As 2012 comes to an end, the most ambitious plan from City Hall for the revitalization of an inner-city area in 15 years of such projects has hit a critical stage.
The idea of a tax increment financing zone for a large swath of the area south of FedExForum as well as the Downtown area itself into South Memphis is being examined closely by Shelby County Commissioners before they commit county property tax revenues with the “Heritage Trail” zone.
The zone to recapture the city and county property tax revenue is centered on the redevelopment of the Cleaborn Homes and Foote Homes public housing developments. Demolition is already well under way on Cleaborn Homes. The city has not put forward a specific plan and application for federal funding for the demolition of Foote Homes, which is the last remaining large public housing project in the city.
But City Housing and Community Development Director Robert Lipscomb has said through the tenures of former Mayor Willie Herenton and now Mayor A C Wharton Jr. that his goal is to end public housing on that scale.
County leaders aren’t nearly as concerned about the demolition of Foote Homes as they are about the much larger area away from both housing projects in the TIF zone that includes areas now covered by tax freezes administered in smaller zones as payments-in-lieu-of-taxes.
“Theoretically, the concept of a TIF has some merit,” said Shelby County Finance Director Mike Swift. “But not like this.”
Downtown Memphis Commission president Paul Morris has been talking with the Wharton administration about the impact of Heritage Trail on PILOTs his agency and others have been using to freeze taxes for development projects. His conversations are important because City Hall has made few specific comments about the project since the criticism and concerns have become more vocal.
Morris said the original Heritage Trail plan, when it was called Triangle Noir, was to spend $25 million from the tax increment financing zone on Cleaborn’s revitalization as a mixed-use, mixed-income development and a bit more on Foote.
That has changed to $11 million for each of the two housing project sites, according to what Morris has heard.
But the TIF zone would still generate $100 million in property tax revenue – city and county – in the 20-year span of the Heritage Trail project with all or most of it spent in the first five years and even more of it spent away from the two housing project sites than originally envisioned.

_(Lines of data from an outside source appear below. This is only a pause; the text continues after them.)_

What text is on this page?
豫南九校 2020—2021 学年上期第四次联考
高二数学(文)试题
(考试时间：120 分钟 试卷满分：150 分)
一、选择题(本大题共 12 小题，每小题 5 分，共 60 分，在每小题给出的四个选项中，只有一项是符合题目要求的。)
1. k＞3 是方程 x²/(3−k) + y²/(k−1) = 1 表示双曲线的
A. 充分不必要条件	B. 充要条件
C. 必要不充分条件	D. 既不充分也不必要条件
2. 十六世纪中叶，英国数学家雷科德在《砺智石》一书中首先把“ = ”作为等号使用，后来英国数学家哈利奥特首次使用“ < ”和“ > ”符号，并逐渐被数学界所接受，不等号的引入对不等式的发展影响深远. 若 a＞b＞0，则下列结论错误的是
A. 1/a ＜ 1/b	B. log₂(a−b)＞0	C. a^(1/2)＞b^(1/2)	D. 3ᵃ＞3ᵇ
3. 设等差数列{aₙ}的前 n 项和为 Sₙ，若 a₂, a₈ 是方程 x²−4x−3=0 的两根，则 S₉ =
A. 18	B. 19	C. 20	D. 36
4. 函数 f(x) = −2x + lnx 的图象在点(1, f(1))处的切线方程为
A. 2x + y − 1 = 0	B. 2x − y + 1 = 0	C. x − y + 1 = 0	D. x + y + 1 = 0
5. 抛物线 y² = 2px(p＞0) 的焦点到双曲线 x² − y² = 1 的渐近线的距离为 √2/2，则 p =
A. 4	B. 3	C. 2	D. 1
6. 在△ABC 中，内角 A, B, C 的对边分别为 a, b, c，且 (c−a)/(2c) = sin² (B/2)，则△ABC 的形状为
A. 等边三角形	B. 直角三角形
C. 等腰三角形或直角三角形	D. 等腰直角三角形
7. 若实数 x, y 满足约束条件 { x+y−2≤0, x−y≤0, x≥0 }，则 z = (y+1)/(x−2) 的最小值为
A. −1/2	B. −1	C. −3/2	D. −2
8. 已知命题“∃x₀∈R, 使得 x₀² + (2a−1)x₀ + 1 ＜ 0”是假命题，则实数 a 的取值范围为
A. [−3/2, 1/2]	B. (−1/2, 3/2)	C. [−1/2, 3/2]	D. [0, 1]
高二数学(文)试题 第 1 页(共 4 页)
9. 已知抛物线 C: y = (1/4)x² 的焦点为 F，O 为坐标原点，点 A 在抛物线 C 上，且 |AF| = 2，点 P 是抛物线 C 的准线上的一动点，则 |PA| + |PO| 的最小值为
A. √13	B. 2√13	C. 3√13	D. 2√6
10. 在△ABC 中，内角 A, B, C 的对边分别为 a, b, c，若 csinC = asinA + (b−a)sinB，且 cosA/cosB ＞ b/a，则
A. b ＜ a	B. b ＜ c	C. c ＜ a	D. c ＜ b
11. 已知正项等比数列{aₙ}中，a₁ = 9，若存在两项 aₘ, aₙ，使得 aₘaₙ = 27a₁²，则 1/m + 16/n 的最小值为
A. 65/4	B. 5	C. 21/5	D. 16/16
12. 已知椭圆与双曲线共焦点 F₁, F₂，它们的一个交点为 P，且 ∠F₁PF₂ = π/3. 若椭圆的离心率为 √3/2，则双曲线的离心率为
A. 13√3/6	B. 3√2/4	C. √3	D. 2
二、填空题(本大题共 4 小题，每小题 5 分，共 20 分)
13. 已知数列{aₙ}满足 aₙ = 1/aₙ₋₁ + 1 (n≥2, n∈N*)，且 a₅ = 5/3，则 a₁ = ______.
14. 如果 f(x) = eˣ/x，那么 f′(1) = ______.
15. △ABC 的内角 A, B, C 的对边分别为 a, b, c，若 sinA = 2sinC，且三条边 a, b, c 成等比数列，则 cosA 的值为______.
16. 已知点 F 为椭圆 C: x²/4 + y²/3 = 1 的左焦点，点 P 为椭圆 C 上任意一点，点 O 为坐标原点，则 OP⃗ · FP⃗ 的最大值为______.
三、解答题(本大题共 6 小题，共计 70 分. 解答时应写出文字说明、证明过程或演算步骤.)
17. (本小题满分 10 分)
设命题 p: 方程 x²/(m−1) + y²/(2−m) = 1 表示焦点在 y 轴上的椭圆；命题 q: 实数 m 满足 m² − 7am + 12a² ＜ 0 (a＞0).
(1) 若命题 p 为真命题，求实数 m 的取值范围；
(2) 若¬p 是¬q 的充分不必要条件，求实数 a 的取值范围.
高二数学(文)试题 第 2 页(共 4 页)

Aside from the mechanics of where the money goes and how it impacts other revenue flows to other projects, there is the complexity of the deal that is causing hesitation.
Memphis City Council members got into the broader topic just before the Christmas holiday as they reviewed the $12 million administration plan to make Liberty Bowl Memorial Stadium compliant with the Americans with Disabilities Act in a year’s time.
The Wharton administration would front the money to put the repairs on a fast track required in the agreement with the U.S. Justice Department. The money would be paid back with sales tax revenues generated within a tourism development zone still to be approved by the state.
The zone to be proposed would include Overton Square as well as the Mid-South Fairgrounds where the Liberty Bowl is located.
But the plan takes in more than just an upgrade to the Liberty Bowl. The sales tax revenue from the area would go toward transforming all of the Fairgrounds acreage into a public recreational area.
“We’re trying to solve multiple issues with a project,” Lipscomb told the council.
“Do we have a choice to do nothing?” asked council member Jim Strickland. “What would be the worst-case scenario if we did nothing?”
Lipscomb said the Justice Department could shut down the stadium and require that the whole Fairgrounds area become ADA compliant.
“We could be sued and the whole project could be held hostage,” Lipscomb said.
When the council votes on the Liberty Bowl upgrade in January, Strickland emphasized that his vote for that is not a vote for the larger Fairgrounds plan.
Council member Kemp Conrad also expressed concerns.
“I kind of feel like you are coming to the bank for the loan without the business plan,” he told Lipscomb. “It’s a lot of money to be spent with big plans without a lot of time for us to be thoughtful about it.”
Lipscomb said doing nothing “is not an option.”
“I think in Memphis we want to do nothing too often,” he added. “We’re taking a risk but I think it is a calculated risk.”
“We’ve got a lot of projects,” Conrad countered. “But is that really moving the city forward?”